Interested in contributing as a guest blogger? Please contact Sarah at email@example.com.
Contrary to the many newspaper articles listing American
students at the bottom of the list for their knowledge of other countries, I
see clues everyday that kids are
interested in Geography.
A few years ago, I decided to combine work and passion by
writing children’s books about two subjects that I am very excited about:
Geography and travel to different countries. I thought that if kids had the
opportunity to hear about geography and international travel in a fun story,
they would see how fascinating Geography could be.
Taking matters into my own hands, I went to schools and read
the stories to them. I was feeling pretty confident until I was about to walk
into my first reading to forty pre-schoolers! What if the news shows were right
and kids hated this stuff? Were they
going to boo me out of the classroom and throw their snacks at me in protest?
The reaction I got was the one that I was hoping for. They were very interested and very curious.
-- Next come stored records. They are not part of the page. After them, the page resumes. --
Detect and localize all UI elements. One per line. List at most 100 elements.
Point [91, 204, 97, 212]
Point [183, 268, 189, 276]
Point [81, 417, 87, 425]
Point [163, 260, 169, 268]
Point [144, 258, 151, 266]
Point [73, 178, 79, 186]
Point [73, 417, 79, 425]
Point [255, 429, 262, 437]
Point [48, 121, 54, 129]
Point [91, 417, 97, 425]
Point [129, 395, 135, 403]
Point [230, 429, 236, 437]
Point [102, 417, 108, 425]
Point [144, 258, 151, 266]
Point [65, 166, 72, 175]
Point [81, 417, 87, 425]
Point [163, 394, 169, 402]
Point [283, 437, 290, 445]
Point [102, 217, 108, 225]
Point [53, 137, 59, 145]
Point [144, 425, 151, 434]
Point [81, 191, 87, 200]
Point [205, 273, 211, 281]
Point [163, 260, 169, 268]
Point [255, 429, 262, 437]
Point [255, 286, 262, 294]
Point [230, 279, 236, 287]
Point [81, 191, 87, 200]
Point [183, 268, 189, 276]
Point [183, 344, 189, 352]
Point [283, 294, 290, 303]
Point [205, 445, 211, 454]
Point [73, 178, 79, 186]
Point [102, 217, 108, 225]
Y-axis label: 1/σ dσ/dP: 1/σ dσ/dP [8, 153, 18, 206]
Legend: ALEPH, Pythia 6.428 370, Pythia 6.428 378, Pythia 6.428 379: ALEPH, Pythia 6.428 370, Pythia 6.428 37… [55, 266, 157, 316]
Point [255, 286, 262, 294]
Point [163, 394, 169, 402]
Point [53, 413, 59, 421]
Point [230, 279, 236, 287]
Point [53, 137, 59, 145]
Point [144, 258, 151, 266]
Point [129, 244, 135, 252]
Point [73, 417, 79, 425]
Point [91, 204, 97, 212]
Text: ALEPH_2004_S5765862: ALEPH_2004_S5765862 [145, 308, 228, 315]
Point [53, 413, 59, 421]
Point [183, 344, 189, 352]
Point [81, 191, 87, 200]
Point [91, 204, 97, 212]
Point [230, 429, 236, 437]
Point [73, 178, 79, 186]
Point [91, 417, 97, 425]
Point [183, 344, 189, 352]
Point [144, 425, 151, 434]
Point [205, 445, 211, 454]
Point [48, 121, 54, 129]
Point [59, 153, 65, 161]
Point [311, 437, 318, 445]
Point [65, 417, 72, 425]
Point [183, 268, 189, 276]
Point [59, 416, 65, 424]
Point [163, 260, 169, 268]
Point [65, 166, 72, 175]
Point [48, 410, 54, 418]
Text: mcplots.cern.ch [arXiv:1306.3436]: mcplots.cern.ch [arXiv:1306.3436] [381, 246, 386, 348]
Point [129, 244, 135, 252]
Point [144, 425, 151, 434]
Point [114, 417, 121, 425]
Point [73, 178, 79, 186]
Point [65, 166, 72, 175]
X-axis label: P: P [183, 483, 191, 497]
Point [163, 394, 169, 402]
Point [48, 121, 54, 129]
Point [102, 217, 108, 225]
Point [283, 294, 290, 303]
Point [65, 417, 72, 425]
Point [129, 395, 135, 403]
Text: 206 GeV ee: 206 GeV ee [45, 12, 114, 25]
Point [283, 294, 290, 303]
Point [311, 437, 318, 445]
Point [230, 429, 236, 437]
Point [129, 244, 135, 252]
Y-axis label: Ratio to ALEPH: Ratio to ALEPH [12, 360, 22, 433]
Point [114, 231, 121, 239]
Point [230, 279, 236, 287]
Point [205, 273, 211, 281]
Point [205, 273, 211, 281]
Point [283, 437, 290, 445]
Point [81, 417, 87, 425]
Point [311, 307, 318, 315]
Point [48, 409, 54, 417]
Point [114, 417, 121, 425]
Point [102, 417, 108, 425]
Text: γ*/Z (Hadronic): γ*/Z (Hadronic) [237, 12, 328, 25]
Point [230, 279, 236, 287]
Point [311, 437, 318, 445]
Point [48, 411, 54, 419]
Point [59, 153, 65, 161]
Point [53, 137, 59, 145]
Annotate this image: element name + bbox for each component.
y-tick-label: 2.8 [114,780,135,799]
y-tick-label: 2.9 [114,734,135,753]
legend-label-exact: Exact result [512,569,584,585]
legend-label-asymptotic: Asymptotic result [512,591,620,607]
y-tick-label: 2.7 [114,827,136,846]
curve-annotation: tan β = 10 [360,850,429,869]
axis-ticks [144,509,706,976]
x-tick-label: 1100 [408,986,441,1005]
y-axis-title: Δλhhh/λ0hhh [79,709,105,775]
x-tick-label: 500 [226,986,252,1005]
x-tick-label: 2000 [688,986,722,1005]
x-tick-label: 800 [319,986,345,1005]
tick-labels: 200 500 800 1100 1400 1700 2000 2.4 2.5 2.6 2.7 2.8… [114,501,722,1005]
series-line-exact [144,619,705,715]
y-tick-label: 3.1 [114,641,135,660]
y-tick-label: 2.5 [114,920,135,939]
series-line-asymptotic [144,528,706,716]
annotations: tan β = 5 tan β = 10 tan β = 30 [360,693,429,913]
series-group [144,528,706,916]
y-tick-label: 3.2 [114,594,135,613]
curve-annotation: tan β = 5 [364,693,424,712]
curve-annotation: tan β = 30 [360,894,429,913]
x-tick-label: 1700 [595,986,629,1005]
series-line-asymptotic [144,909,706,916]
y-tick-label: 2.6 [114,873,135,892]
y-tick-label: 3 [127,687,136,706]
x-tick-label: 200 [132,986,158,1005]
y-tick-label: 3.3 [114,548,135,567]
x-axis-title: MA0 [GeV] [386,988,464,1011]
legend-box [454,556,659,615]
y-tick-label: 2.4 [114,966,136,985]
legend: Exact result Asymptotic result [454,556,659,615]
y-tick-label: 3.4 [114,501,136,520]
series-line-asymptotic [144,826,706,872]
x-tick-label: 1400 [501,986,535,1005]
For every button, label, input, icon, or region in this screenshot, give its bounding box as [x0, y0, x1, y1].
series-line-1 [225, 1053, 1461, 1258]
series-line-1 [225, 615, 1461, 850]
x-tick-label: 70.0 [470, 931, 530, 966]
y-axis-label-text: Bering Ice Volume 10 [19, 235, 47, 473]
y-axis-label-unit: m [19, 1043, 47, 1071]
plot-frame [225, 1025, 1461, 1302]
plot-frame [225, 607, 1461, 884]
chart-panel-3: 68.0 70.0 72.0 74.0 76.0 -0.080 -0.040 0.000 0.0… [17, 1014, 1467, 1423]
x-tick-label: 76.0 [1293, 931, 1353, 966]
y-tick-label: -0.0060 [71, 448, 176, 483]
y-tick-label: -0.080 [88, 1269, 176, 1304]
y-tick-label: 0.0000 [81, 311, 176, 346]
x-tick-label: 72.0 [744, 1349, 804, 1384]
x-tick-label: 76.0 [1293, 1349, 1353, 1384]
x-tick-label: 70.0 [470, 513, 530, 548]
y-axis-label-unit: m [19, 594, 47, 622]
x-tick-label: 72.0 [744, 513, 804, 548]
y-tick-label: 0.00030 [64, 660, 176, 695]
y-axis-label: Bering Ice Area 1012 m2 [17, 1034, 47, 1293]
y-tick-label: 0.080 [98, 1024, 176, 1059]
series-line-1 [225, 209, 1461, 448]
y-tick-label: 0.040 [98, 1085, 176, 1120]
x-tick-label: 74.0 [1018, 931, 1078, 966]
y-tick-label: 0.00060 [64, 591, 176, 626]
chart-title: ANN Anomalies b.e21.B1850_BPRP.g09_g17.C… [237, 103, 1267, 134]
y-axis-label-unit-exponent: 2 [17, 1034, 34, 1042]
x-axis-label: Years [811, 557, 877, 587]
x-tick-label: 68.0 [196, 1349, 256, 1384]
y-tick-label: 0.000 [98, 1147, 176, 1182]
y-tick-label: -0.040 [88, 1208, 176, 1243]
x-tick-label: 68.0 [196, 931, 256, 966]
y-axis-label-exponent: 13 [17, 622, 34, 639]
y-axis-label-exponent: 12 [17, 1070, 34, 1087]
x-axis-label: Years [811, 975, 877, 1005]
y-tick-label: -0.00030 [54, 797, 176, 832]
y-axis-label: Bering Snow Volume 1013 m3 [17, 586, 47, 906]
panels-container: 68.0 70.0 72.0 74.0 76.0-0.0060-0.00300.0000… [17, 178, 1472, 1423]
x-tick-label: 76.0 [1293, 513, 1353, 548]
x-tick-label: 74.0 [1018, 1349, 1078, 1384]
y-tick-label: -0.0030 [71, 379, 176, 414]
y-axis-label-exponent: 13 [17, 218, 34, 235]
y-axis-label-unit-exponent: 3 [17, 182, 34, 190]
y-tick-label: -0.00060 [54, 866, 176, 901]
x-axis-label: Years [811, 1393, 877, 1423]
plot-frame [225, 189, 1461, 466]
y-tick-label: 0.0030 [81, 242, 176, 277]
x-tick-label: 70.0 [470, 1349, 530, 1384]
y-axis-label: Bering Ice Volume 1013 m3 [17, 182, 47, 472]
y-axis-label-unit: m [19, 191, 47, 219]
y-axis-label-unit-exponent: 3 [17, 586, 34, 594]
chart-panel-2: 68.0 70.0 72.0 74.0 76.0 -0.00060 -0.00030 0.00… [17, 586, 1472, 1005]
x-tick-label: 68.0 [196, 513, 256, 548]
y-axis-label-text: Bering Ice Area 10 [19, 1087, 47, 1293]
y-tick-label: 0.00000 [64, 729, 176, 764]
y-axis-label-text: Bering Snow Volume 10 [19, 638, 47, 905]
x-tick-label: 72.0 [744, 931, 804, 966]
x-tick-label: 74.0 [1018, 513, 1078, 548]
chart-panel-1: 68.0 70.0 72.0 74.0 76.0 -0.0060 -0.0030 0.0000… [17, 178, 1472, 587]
They listened intently to the whole story and asked questions. They asked how
long it took to travel to different countries. They were interested in finding
out about differences in language and the animals. Not only did I not get
booed, but they actually asked me to stay longer to talk about Geography!
Every classroom that I have visited since has been the same
or better. The third graders I read to a couple of weeks ago had questions about what it
was like to visit Australia. (The book I read to them was about Australia.) They liked hearing about some of the nicknames that “Aussies” have for things
like “G’day” and “lollies” (candy). When I asked which country they would like
to visit, every student had their own answer and a reason why. Some of the boys wanted to visit Russia, one girl wanted to see the Taj Mahal in India, and another wanted to visit Egypt to see
Even outside of the classroom I hear kids asking their
parents curious questions. Mommy, what
language is that man speaking? Or, What country do tigers live in?
The list goes on and on.
So, yes, it is possible. American kids are interested. From
my experience, I find students are just looking for opportunities to discuss other
countries and their people. They are curious about the world. They are curious about Geography!